Falsche Verheißungen und vergiftete Hauptgewinne

Bei der Vorstellung einer Impf-Lotterie kommen mir immer die Bilder der spanischen Weihnachtslotterie in den Kopf, wo Waisenkinder den jeweiligen Gewinn vorsingen. Nur, dass sie diesmal eben nicht „Mil Euros“ oder „El Gordo“, sondern „Myokarditis“ und „Zytokinsturm“ trällern, wenn eine Holzkugel aus der Trommel rollt. Die Idee einer Impflotterie haben Oberhofer und Krumschnabel aber ohnehin aus den USA, wo man die Leute schon vor Monaten mit Gratis-Pizza, Donuts und Cannabis zur Impfung lockte – Wochenblick berichtete.

Dazu ist also die deutsche Bratwurst nur die örtliche Anpassung, wegen derer man fast froh sein mag, dass die Isländer nicht auf diese Idee kamen. Denn mit verrottetem Haifisch, Stockfisch, Salz-Lakritze und Schafskopf hätte man wohl nicht dieselbe Durchimpfrate. Vielleicht hätte man aber auch insgesamt weniger Fälle, denn das Land kam lange Zeit gut durch die sogenannte Pandemie. Erst als sich die Nachfahren der Wikinger zu Impf-Europameistern aufschwangen, begann das Virus im Land zu zirkulieren.
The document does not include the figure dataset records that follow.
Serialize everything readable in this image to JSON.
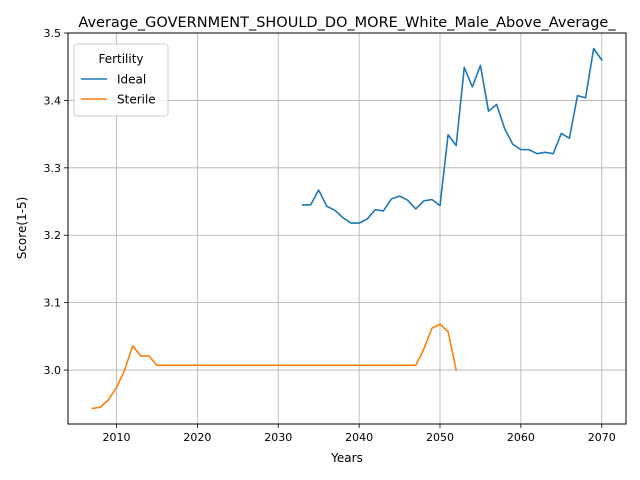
{
  "chart_data": {
    "type": "line",
    "title": "Average_GOVERNMENT_SHOULD_DO_MORE_White_Male_Above_Average_",
    "xlabel": "Years",
    "ylabel": "Score(1-5)",
    "xlim": [
      2004,
      2073
    ],
    "ylim": [
      2.92,
      3.5
    ],
    "xticks": [
      2010,
      2020,
      2030,
      2040,
      2050,
      2060,
      2070
    ],
    "yticks": [
      3.0,
      3.1,
      3.2,
      3.3,
      3.4,
      3.5
    ],
    "xtick_labels": [
      "2010",
      "2020",
      "2030",
      "2040",
      "2050",
      "2060",
      "2070"
    ],
    "ytick_labels": [
      "3.0",
      "3.1",
      "3.2",
      "3.3",
      "3.4",
      "3.5"
    ],
    "grid": true,
    "legend": {
      "title": "Fertility",
      "position": "top-left"
    },
    "series": [
      {
        "name": "Ideal",
        "color": "#1f77b4",
        "x": [
          2033,
          2034,
          2035,
          2036,
          2037,
          2038,
          2039,
          2040,
          2041,
          2042,
          2043,
          2044,
          2045,
          2046,
          2047,
          2048,
          2049,
          2050,
          2051,
          2052,
          2053,
          2054,
          2055,
          2056,
          2057,
          2058,
          2059,
          2060,
          2061,
          2062,
          2063,
          2064,
          2065,
          2066,
          2067,
          2068,
          2069,
          2070
        ],
        "y": [
          3.245,
          3.245,
          3.267,
          3.243,
          3.237,
          3.226,
          3.218,
          3.218,
          3.224,
          3.238,
          3.236,
          3.254,
          3.258,
          3.252,
          3.239,
          3.251,
          3.253,
          3.244,
          3.349,
          3.333,
          3.449,
          3.42,
          3.452,
          3.384,
          3.394,
          3.358,
          3.335,
          3.327,
          3.327,
          3.321,
          3.323,
          3.321,
          3.351,
          3.344,
          3.407,
          3.404,
          3.477,
          3.46
        ]
      },
      {
        "name": "Sterile",
        "color": "#ff7f0e",
        "x": [
          2007,
          2008,
          2009,
          2010,
          2011,
          2012,
          2013,
          2014,
          2015,
          2016,
          2017,
          2018,
          2019,
          2020,
          2021,
          2022,
          2023,
          2024,
          2025,
          2026,
          2027,
          2028,
          2029,
          2030,
          2031,
          2032,
          2033,
          2034,
          2035,
          2036,
          2037,
          2038,
          2039,
          2040,
          2041,
          2042,
          2043,
          2044,
          2045,
          2046,
          2047,
          2048,
          2049,
          2050,
          2051,
          2052
        ],
        "y": [
          2.943,
          2.945,
          2.956,
          2.974,
          3.0,
          3.036,
          3.021,
          3.021,
          3.007,
          3.007,
          3.007,
          3.007,
          3.007,
          3.007,
          3.007,
          3.007,
          3.007,
          3.007,
          3.007,
          3.007,
          3.007,
          3.007,
          3.007,
          3.007,
          3.007,
          3.007,
          3.007,
          3.007,
          3.007,
          3.007,
          3.007,
          3.007,
          3.007,
          3.007,
          3.007,
          3.007,
          3.007,
          3.007,
          3.007,
          3.007,
          3.007,
          3.031,
          3.062,
          3.068,
          3.057,
          3.0
        ]
      }
    ]
  }
}
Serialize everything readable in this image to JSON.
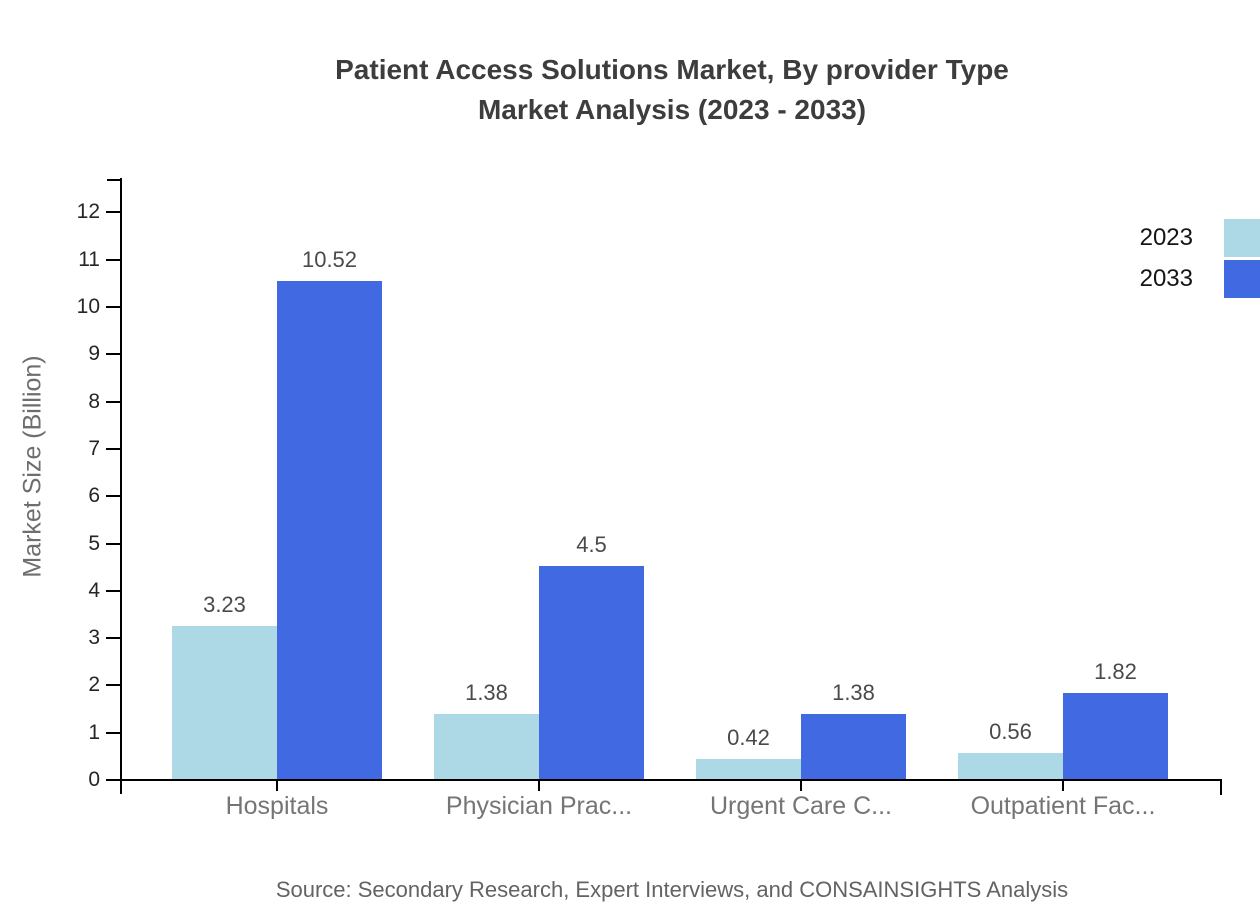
{
  "title": {
    "line1": "Patient Access Solutions Market, By provider Type",
    "line2": "Market Analysis (2023 - 2033)"
  },
  "source": "Source: Secondary Research, Expert Interviews, and CONSAINSIGHTS Analysis",
  "colors": {
    "series_2023": "#ADD8E6",
    "series_2033": "#4169E1",
    "axis": "#000000",
    "title_text": "#3d3d3d",
    "category_text": "#757575",
    "value_text": "#4a4a4a"
  },
  "chart_data": {
    "type": "bar",
    "categories": [
      "Hospitals",
      "Physician Prac...",
      "Urgent Care C...",
      "Outpatient Fac..."
    ],
    "series": [
      {
        "name": "2023",
        "color": "#ADD8E6",
        "values": [
          3.23,
          1.38,
          0.42,
          0.56
        ]
      },
      {
        "name": "2033",
        "color": "#4169E1",
        "values": [
          10.52,
          4.5,
          1.38,
          1.82
        ]
      }
    ],
    "title": "Patient Access Solutions Market, By provider Type Market Analysis (2023 - 2033)",
    "xlabel": "",
    "ylabel": "Market Size (Billion)",
    "ylim": [
      0,
      12
    ],
    "ytick_step": 1,
    "grid": false,
    "legend_position": "top-right",
    "value_labels": true
  }
}
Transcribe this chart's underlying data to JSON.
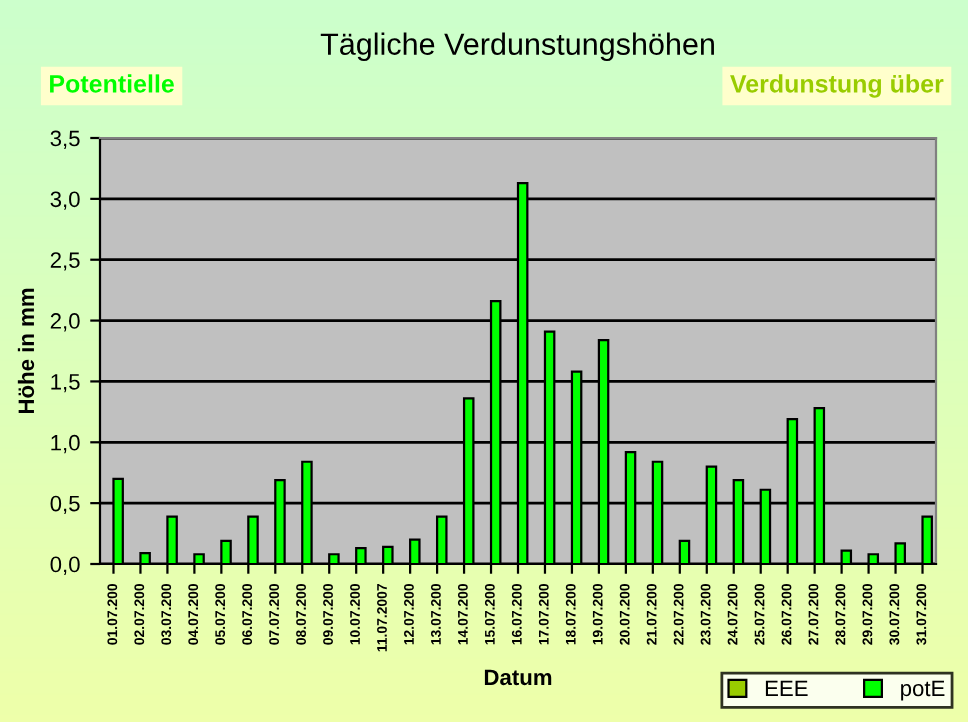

Ersetzt Impf-Tombola bald das Pubquiz?

Aber wie immer hat natürlich alles mit nichts zu tun. Also schnell perfektionieren und dann im Herbst dafür sorgen, dass nur mehr Geimpfte in Lokale, Fitness-Studios oder Zoos kommen, so das Credo der planlosen Regierung. Vielleicht ersetzt dann eine Impf-Tombola dort das ewig gleiche Pubquiz – und weil eh alle Gäste geimpft sind, gibt’s dann halt keinen Gutschein für Pina Colada oder einen Bierstiefel, sondern den Dritt- oder Viertstich, wenn er nötig wird, um mit den Kumpels einen heben zu gehen. Hollywood hätte so ein Drehbuch wohl vor einiger Zeit noch als „zu absurd“ abgelehnt.